Struct as function parameters

When a struct variable is passed as a function parameter, the values of all Members are actually passed, that is, the values of the members in the real parameter are assigned to the corresponding parameter members one by one. Therefore, changes to the form parameter do not affect the real parameter.

Pointer to struct

* Each struct variable has its own storage space and address, so the pointer can also point to the struct variable

* Struct pointer variable definition form: struct name * pointer variable name

* With pointers to struct, there are three access methods for struct members.

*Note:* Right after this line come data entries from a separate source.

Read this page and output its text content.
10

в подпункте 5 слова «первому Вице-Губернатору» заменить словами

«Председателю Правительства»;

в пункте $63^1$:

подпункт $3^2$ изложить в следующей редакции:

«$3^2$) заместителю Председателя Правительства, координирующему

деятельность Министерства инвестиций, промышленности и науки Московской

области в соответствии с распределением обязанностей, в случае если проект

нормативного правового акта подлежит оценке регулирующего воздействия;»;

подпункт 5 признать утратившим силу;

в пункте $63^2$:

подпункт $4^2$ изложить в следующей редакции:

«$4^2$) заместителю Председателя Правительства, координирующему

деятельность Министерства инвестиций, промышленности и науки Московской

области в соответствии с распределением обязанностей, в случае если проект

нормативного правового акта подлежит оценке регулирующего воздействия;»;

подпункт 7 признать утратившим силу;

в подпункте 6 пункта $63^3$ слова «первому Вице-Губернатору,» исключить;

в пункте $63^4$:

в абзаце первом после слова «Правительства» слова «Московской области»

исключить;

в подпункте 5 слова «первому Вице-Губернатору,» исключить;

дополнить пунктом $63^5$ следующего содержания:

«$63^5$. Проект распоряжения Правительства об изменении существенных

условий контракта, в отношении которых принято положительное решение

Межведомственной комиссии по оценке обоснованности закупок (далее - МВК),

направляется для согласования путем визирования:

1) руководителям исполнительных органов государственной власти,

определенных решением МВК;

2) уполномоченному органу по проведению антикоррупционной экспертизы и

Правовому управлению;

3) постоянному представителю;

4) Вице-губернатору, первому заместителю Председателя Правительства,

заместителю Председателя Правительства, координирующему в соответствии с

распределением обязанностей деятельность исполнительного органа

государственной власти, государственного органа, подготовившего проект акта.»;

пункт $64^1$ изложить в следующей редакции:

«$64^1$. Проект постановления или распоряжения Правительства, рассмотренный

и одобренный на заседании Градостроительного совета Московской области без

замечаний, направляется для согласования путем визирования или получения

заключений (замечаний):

• Struct variable name. member name

• (* Pointer variable name). Member name

• Pointer variable name-> member name

# Include <stdio. h> int main (int argc, const char * argv []) {// define a struct type struct Student {char * name; int age ;}; // define a struct variable struct Student stu = {"Zhy", 23}; // define a pointer variable struct Student * p pointing to the struct; // point to the struct variable stu p = & stu;/* at this time, you can access the struct member in three ways * // Method 1: struct variable name. member name printf ("name = % s, age = % d \ n", stu. name, stu. age); // Method 2: (* pointer variable name ). member name printf ("name = % s, age = % d \ n", (* p ). name, (* p ). age); // method 3: pointer variable name-> member name printf ("name = % s, age = % d \ n", p-> name, p-> age); return 0 ;}

Enumeration

Concept: enumeration is a basic data type in C, not a constructor type. It can be used to declare a group of constants. When a variable has several fixed possible values, you can define this variable as an enumeration type.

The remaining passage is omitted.